Researchers are also advancing an entirely different approach that uses mesenchymal stem cells. Whereas haematopoietic stem cells are intended only to prevent infection in aHSCT, mesenchymal stem cells are thought to offer regenerative capabilities. Preclinical data suggest that mesenchymal cells secrete proteins that can protect axons, improve neuronal survival and induce repair6.

A few phase I studies have shown that these cells are safe7, and researchers are now looking for signs of efficacy in larger phase II trials. Freedman, for example, is collaborating with colleagues to enrol 40 patients with either relapsing–remitting or secondary progressive MS into a Canadian trial called MESCAMS. The results, which are expected in late 2017 or early 2018, will be pooled with data from another 120 patients who are receiving the same stem-cell treatment in other countries.

Cohen is also set to launch a phase II trial using mesenchymal stem cells in 120 patients with MS in 2017. His group is fine-tuning some technical details, such as how many mesenchymal stem cells to inject into patients, and whether the cells should be frozen before use or injected directly from culture. “These seem like pedestrian issues, but are probably very important,” he says.
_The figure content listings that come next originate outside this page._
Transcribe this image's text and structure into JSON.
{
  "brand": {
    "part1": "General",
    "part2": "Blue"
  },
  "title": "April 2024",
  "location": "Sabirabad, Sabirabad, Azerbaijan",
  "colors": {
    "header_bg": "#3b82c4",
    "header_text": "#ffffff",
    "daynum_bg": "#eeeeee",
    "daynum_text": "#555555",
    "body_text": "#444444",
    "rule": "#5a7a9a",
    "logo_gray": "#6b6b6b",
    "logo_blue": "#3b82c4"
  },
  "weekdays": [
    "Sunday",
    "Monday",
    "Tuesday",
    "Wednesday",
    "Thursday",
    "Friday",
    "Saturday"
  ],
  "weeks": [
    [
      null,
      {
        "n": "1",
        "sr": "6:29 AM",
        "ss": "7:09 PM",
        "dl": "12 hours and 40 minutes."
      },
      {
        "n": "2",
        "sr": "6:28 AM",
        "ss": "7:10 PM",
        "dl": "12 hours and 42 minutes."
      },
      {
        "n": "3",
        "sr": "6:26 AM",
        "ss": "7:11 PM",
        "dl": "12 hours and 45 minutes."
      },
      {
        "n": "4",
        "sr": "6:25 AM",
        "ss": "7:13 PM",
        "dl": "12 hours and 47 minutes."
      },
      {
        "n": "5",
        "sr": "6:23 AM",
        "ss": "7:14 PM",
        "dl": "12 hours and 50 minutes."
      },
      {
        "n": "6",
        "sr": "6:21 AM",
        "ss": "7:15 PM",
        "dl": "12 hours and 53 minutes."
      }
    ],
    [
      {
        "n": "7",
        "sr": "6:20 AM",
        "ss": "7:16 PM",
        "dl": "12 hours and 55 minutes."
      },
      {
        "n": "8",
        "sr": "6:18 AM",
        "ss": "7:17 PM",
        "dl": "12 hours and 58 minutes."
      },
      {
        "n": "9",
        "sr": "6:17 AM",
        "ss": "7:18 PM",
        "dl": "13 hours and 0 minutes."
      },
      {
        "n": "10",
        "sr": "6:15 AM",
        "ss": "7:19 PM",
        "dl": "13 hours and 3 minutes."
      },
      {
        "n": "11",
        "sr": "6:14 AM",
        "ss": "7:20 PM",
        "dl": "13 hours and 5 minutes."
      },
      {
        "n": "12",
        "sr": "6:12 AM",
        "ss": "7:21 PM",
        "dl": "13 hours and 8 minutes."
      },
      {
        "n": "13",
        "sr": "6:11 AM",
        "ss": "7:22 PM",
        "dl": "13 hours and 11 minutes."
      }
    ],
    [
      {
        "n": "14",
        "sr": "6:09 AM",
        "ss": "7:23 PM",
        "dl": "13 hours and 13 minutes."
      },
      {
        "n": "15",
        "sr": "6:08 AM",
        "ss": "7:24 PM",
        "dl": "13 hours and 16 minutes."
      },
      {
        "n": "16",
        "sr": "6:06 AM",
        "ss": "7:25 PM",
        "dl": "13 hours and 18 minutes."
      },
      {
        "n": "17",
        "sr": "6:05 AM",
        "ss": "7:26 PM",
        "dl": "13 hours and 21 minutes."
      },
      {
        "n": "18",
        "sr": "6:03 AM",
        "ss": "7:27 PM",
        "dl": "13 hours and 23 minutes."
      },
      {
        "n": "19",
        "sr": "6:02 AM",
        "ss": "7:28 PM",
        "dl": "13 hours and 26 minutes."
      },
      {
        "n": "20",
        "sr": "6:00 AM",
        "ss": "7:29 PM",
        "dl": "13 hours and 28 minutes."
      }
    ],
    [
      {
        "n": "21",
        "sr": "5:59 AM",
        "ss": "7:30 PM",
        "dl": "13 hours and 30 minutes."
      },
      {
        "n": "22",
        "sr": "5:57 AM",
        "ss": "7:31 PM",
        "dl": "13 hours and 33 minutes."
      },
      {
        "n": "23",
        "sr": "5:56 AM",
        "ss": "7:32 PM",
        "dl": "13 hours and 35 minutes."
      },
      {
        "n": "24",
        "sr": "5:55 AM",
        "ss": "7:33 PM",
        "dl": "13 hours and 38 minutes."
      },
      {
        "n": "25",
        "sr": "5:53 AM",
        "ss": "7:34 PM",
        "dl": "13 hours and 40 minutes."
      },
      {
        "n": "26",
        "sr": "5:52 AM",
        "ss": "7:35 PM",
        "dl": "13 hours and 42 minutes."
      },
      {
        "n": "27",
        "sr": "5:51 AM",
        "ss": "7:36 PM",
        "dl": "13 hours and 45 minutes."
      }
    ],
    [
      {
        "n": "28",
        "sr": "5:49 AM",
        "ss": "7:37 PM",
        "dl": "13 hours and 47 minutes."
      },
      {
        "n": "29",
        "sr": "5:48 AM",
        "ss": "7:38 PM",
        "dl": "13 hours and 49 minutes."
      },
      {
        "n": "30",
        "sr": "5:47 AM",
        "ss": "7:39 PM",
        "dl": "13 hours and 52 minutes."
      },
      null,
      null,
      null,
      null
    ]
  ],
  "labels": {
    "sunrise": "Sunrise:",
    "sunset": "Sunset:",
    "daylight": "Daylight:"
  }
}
Despite the huge amount of uncertainty that surrounds the experimental use of stem cells, a growing number of clinics with dubious scientific qualifications are already cashing in on the stem-cell hype. Profit-driven clinics around the world are offering experimental treatments — that may or may not actually include stem cells — to any patients with MS who will pay. “It's a big issue,” says Cohen. “It's hard to know what's actually going on in these clinics.”

People who are thinking about this really need to talk to their physicians.

Molson empathizes with desperate people who turn to these clinics through frustration with the slow pace of scientific progress. “I was willing to die to get better. I was in their shoes,” she says. But even she did not properly appreciate the full risks of a legitimate treatment — in a regulated trial, where she knew exactly what she was getting — until it was too late. “People who are thinking about doing this need to talk to their physicians,” she says.

Stem cells may finally be starting to live up to their potential in treating MS — but they are still not ready for prime time.